Même s'il sait que la France «n'a pas forcément une aptitude excessive au changement», pour Michel Piron, député du Maine-et-Loire, «la situation devient de plus en plus intenable: nous avons des structures inchangées depuis 30 à 40 ans, dans un monde qui a évolué». Devant les participants au colloque sur la «Refonte de l'organisation territoriale française dans le contexte européen», qui avait lieu jeudi et vendredi, à Saint-Brieuc, le parlementaire UMP a présenté une méthode pour ne pas faire du rapport Balladur, un recueil de préconisations sans lendemain.
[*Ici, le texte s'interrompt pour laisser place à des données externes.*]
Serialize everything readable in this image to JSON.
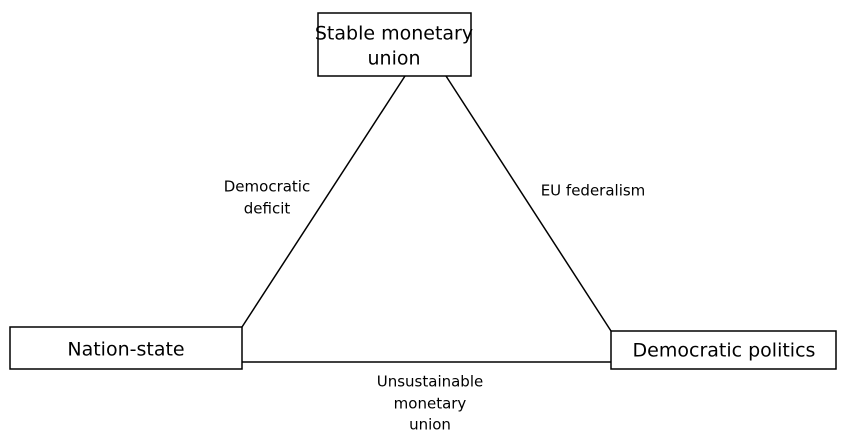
{
  "nodes": [
    {
      "lines": [
        "Stable monetary",
        "union"
      ]
    },
    {
      "lines": [
        "Nation-state"
      ]
    },
    {
      "lines": [
        "Democratic politics"
      ]
    }
  ],
  "edges": [
    {
      "lines": [
        "Democratic",
        "deficit"
      ]
    },
    {
      "lines": [
        "EU federalism"
      ]
    },
    {
      "lines": [
        "Unsustainable",
        "monetary",
        "union"
      ]
    }
  ]
}
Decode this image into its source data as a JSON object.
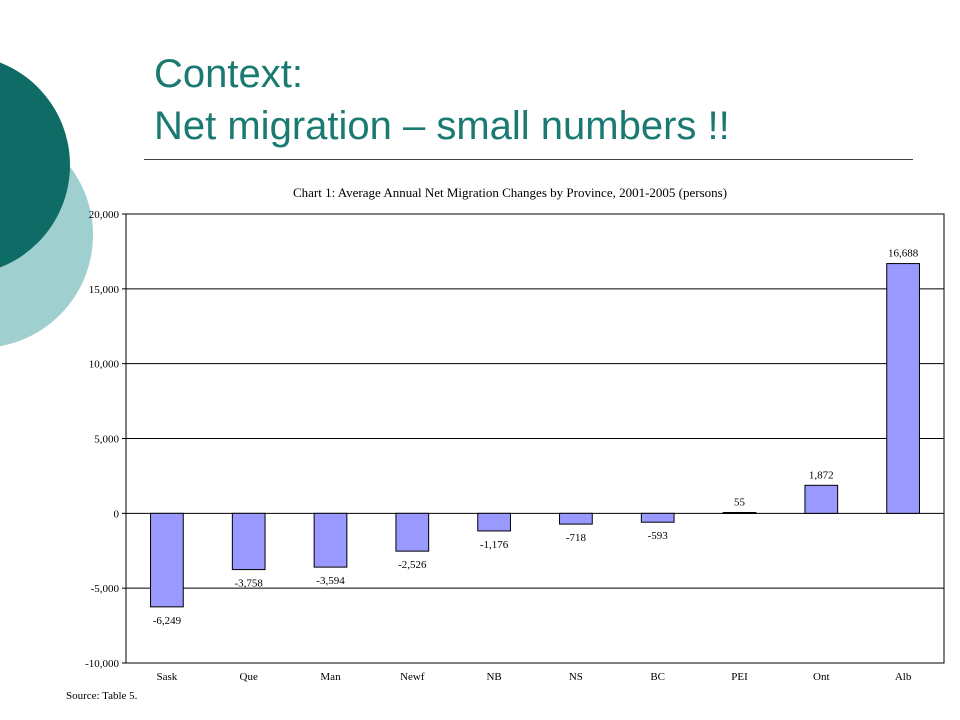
{
  "slide": {
    "title_line1": "Context:",
    "title_line2": "Net migration – small numbers !!"
  },
  "colors": {
    "title": "#1a7a72",
    "circle_dark": "#0f6b66",
    "circle_light": "#9fcfcf",
    "bar_fill": "#9999ff",
    "bar_stroke": "#000000"
  },
  "chart_data": {
    "type": "bar",
    "title": "Chart 1: Average Annual Net Migration Changes by Province, 2001-2005 (persons)",
    "categories": [
      "Sask",
      "Que",
      "Man",
      "Newf",
      "NB",
      "NS",
      "BC",
      "PEI",
      "Ont",
      "Alb"
    ],
    "values": [
      -6249,
      -3758,
      -3594,
      -2526,
      -1176,
      -718,
      -593,
      55,
      1872,
      16688
    ],
    "data_labels": [
      "-6,249",
      "-3,758",
      "-3,594",
      "-2,526",
      "-1,176",
      "-718",
      "-593",
      "55",
      "1,872",
      "16,688"
    ],
    "ylim": [
      -10000,
      20000
    ],
    "yticks": [
      -10000,
      -5000,
      0,
      5000,
      10000,
      15000,
      20000
    ],
    "ytick_labels": [
      "-10,000",
      "-5,000",
      "0",
      "5,000",
      "10,000",
      "15,000",
      "20,000"
    ],
    "grid": true,
    "legend": "none",
    "xlabel": "",
    "ylabel": ""
  },
  "source": "Source: Table 5."
}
Décentralisation inachevée
Parler d'une simplification de l'organisation territoriale française en se demandant quel est l'échelon à supprimer (Région, Département, Pays, communauté de communes, communes), «est le meilleur moyen pour lever des obstacles» contre cette réforme. «Nous sommes les seuls à avoir une décentralisation inachevée, et, dans le même temps, à perpétuer une centralisation à travers le champ réglementaire», observe le député, qui a étudié l'action menée en ce domaine en Espagne, Italie, Grande-Bretagne... Et d'ajouter, «en parlant de l'insoutenable enchevêtrement des collectivités locales», que les maires des communes (60% d'entre elles comptent moins de 500habitants), «n'ont plus les moyens d'exercer leurs compétences» dans plusieurs domaines: politique de l'eau, des transports... La solution, selon lui? «Créer davantage de mutualisation des moyens» entre communes et communautés de communes d'une part, et entre les Départements et les Régions, d'autre part. «On peut imaginer que là où la Région instruit un dossier et paye, le Conseil général n'a pas à le faire. (...) J'appelle de mes voeux une réforme forte. Mais on ne pourra la mener sans s'interroger sur la volonté de l'État de maintenir certains services, notamment régaliens. Il faut, véritablement, un État déconcentré, avec un vrai pouvoir territorial accordé aux préfets. Et ce ne sera que l'acteII de la décentralisation.» L'étape III étant la suppression de l'article72 de la Constitution qui veut «qu'aucune commune n'exerce de tutelle sur une autre. Or, en termes financiers, ces tutelles existent de fait, aujourd'hui!»